Thomas Carreno: The market is not showing any bearish cards today obviously and it looks like the bearish theory I proposed yesterday is incorrect. We would need to see a full reversal today and then maybe even a slight negative closing. This appears extremely unlikely to happen. In the event that it does happen, then I will have to do a follow on post to this one and talk about bearish potential again.
So it looks like the inverse H and S pattern that we have seen over the last several months is starting to evolve correctly. The market seems to be saying that the debt ceiling issue is a non event. The inverse H & S pattern has a measurement implication that would put the S&P 500 at new 52 week highs. Whether this can occur in August 2011 or not is unknown. Perhaps it could.
The problem with bearish scenarios is that if one has to try to force them into reality they are usually not correct. My posting yesterday on a bearish potential scenario was forced in the sense that the inverse H&S was still potentially in play.
So BOT Neutral for a while. And probably BOT long above 1370.58 assuming the H&S bottom continues to play out according to spec.
If we break above 1346 then that level would transfer into support and set the market up for a break to new 52 week highs eventually.
My problem is still with the long term monthly charts on the Financial Select Sector SPDR ETF (NYSE:XLF), Semiconductor HOLDRs ETF (NYSE:SMH) and the S&P 500 (NYSE:SPY) as well. They still have bearish potential based on the large bearish divergence between the 5/2010 top and the 5/2011 tops. The problem (or I should say ‘my problem’) has been that we have not seen prices really confirm the bearish monthly indicator setup. Instead what we have seen is prices simply move sideways and continue to work off an overbought condition.
The March 2011, June 2011 and July 2011 monthly candlestick lows are each successively higher lows and this does seem to hint that the market is simply working off the overbought condition and transferring to a bullish evolution.
I do have to say that the most confusing aspect of technical analysis occurs when one has to make altering judgments on projected direction based on an indicator versus the price action itself.
I have given a lot of credit to the monthly histogram chart bearish divergence.
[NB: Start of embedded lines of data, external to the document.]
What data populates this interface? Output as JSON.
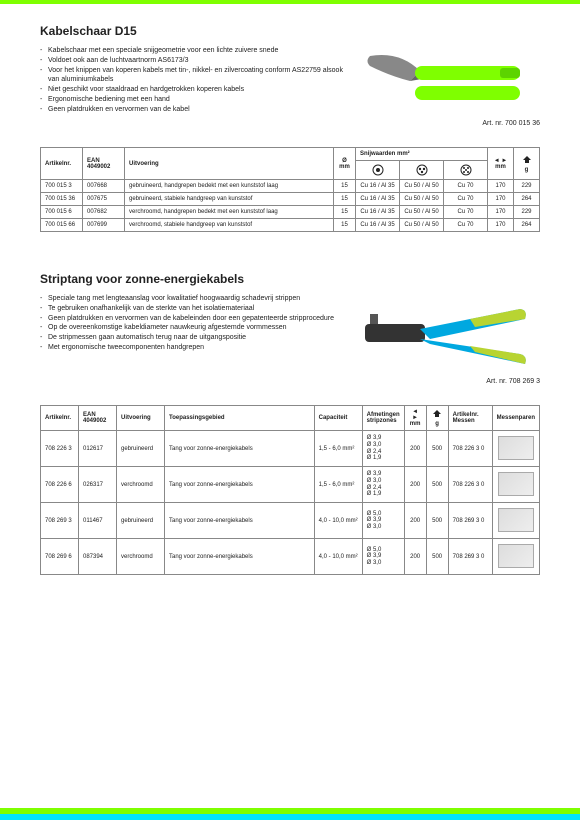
{
  "section1": {
    "title": "Kabelschaar D15",
    "features": [
      "Kabelschaar met een speciale snijgeometrie voor een lichte zuivere snede",
      "Voldoet ook aan de luchtvaartnorm AS6173/3",
      "Voor het knippen van koperen kabels met tin-, nikkel- en zilvercoating conform AS22759 alsook van aluminiumkabels",
      "Niet geschikt voor staaldraad en hardgetrokken koperen kabels",
      "Ergonomische bediening met een hand",
      "Geen platdrukken en vervormen van de kabel"
    ],
    "artnr": "Art. nr. 700 015 36",
    "table": {
      "headers": [
        "Artikelnr.",
        "EAN 4049002",
        "Uitvoering",
        "Ø mm",
        "Snijwaarden mm²",
        "◄ ► mm",
        "g"
      ],
      "rows": [
        {
          "art": "700 015 3",
          "ean": "007668",
          "uit": "gebruineerd, handgrepen bedekt met een kunststof laag",
          "dia": "15",
          "s1": "Cu 16 / Al 35",
          "s2": "Cu 50 / Al 50",
          "s3": "Cu 70",
          "len": "170",
          "g": "229"
        },
        {
          "art": "700 015 36",
          "ean": "007675",
          "uit": "gebruineerd, stabiele handgreep van kunststof",
          "dia": "15",
          "s1": "Cu 16 / Al 35",
          "s2": "Cu 50 / Al 50",
          "s3": "Cu 70",
          "len": "170",
          "g": "264"
        },
        {
          "art": "700 015 6",
          "ean": "007682",
          "uit": "verchroomd, handgrepen bedekt met een kunststof laag",
          "dia": "15",
          "s1": "Cu 16 / Al 35",
          "s2": "Cu 50 / Al 50",
          "s3": "Cu 70",
          "len": "170",
          "g": "229"
        },
        {
          "art": "700 015 66",
          "ean": "007699",
          "uit": "verchroomd, stabiele handgreep van kunststof",
          "dia": "15",
          "s1": "Cu 16 / Al 35",
          "s2": "Cu 50 / Al 50",
          "s3": "Cu 70",
          "len": "170",
          "g": "264"
        }
      ]
    }
  },
  "section2": {
    "title": "Striptang voor zonne-energiekabels",
    "features": [
      "Speciale tang met lengteaanslag voor kwalitatief hoogwaardig schadevrij strippen",
      "Te gebruiken onafhankelijk van de sterkte van het isolatiemateriaal",
      "Geen platdrukken en vervormen van de kabeleinden door een gepatenteerde stripprocedure",
      "Op de overeenkomstige kabeldiameter nauwkeurig afgestemde vormmessen",
      "De stripmessen gaan automatisch terug naar de uitgangspositie",
      "Met ergonomische tweecomponenten handgrepen"
    ],
    "artnr": "Art. nr. 708 269 3",
    "table": {
      "headers": [
        "Artikelnr.",
        "EAN 4049002",
        "Uitvoering",
        "Toepassingsgebied",
        "Capaciteit",
        "Afmetingen stripzones",
        "◄ ► mm",
        "g",
        "Artikelnr. Messen",
        "Messenparen"
      ],
      "rows": [
        {
          "art": "708 226 3",
          "ean": "012617",
          "uit": "gebruineerd",
          "toe": "Tang voor zonne-energiekabels",
          "cap": "1,5 - 6,0 mm²",
          "afm": "Ø 3,9\nØ 3,0\nØ 2,4\nØ 1,9",
          "len": "200",
          "g": "500",
          "mes": "708 226 3 0"
        },
        {
          "art": "708 226 6",
          "ean": "026317",
          "uit": "verchroomd",
          "toe": "Tang voor zonne-energiekabels",
          "cap": "1,5 - 6,0 mm²",
          "afm": "Ø 3,9\nØ 3,0\nØ 2,4\nØ 1,9",
          "len": "200",
          "g": "500",
          "mes": "708 226 3 0"
        },
        {
          "art": "708 269 3",
          "ean": "011467",
          "uit": "gebruineerd",
          "toe": "Tang voor zonne-energiekabels",
          "cap": "4,0 - 10,0 mm²",
          "afm": "Ø 5,0\nØ 3,9\nØ 3,0",
          "len": "200",
          "g": "500",
          "mes": "708 269 3 0"
        },
        {
          "art": "708 269 6",
          "ean": "087394",
          "uit": "verchroomd",
          "toe": "Tang voor zonne-energiekabels",
          "cap": "4,0 - 10,0 mm²",
          "afm": "Ø 5,0\nØ 3,9\nØ 3,0",
          "len": "200",
          "g": "500",
          "mes": "708 269 3 0"
        }
      ]
    }
  },
  "colors": {
    "handle1": "#7fff00",
    "handle2a": "#00a8e0",
    "handle2b": "#b8d432",
    "metal": "#9aa"
  }
}
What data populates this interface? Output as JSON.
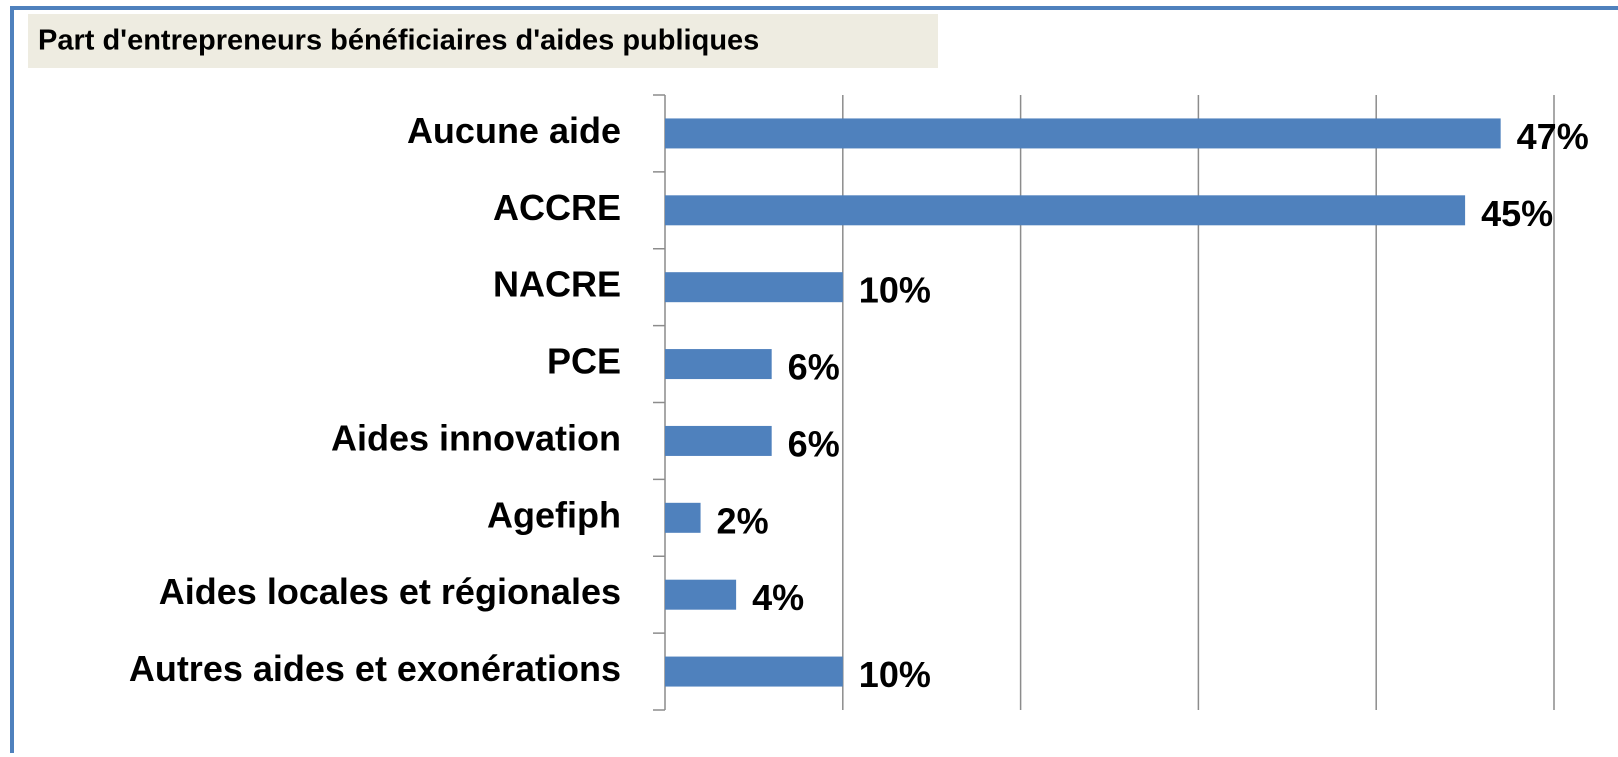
{
  "chart_data": {
    "type": "bar",
    "orientation": "horizontal",
    "title": "Part d'entrepreneurs bénéficiaires d'aides publiques",
    "categories": [
      "Aucune aide",
      "ACCRE",
      "NACRE",
      "PCE",
      "Aides innovation",
      "Agefiph",
      "Aides locales et régionales",
      "Autres aides et exonérations"
    ],
    "values": [
      47,
      45,
      10,
      6,
      6,
      2,
      4,
      10
    ],
    "value_labels": [
      "47%",
      "45%",
      "10%",
      "6%",
      "6%",
      "2%",
      "4%",
      "10%"
    ],
    "color": "#4f81bd",
    "xlim": [
      0,
      50
    ],
    "xticks": [
      0,
      10,
      20,
      30,
      40,
      50
    ],
    "grid": true
  }
}
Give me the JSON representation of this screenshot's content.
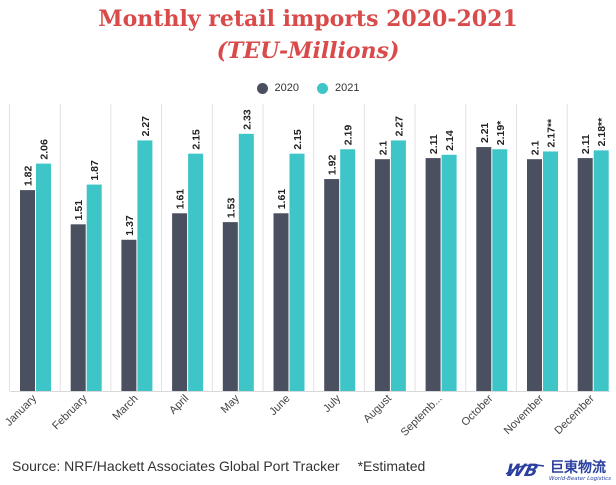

In addition there is also a fast version of the monthly MACD that is RIGHT NOW into a bearish monthly crossover mode.
The problem is that occasionally indicators are often lagging and during very strong persistent trending markets they tend to give false bearish signals (during a strong uptrend) and false bullish signals (during a strong down trend).
The reality is that price itself is the best leading indicator and deserves the highest reliability rating as far as forecasting ability goes.
So it could very well be that the price action over the last 4 or 5 months on the monthly time frame is simply the market working off overbought levels creating higher monthly lows and now wants to continue in an upward strong trend direction. This is exactly the type of scenario that can lead to false monthly bearish signals and is what has caused me to give too much weight to the bearish side.
The chart above shows the fast monthly MACD and you can see that in 2004 and 2011 there have been bearish crossovers. But in the case of 2004 the market simply corrected sideways and then eventually trended much higher. Ironically the actually bearish crossover led to the END of the bearish price action in 2004.
We may be at a similar juncture right now. Price is not giving up and is simply moving sideways.
I think this market wants to evolve similarly to the way it did after 2004. Crazy as it may sound, it could mean we have years of further upside price action.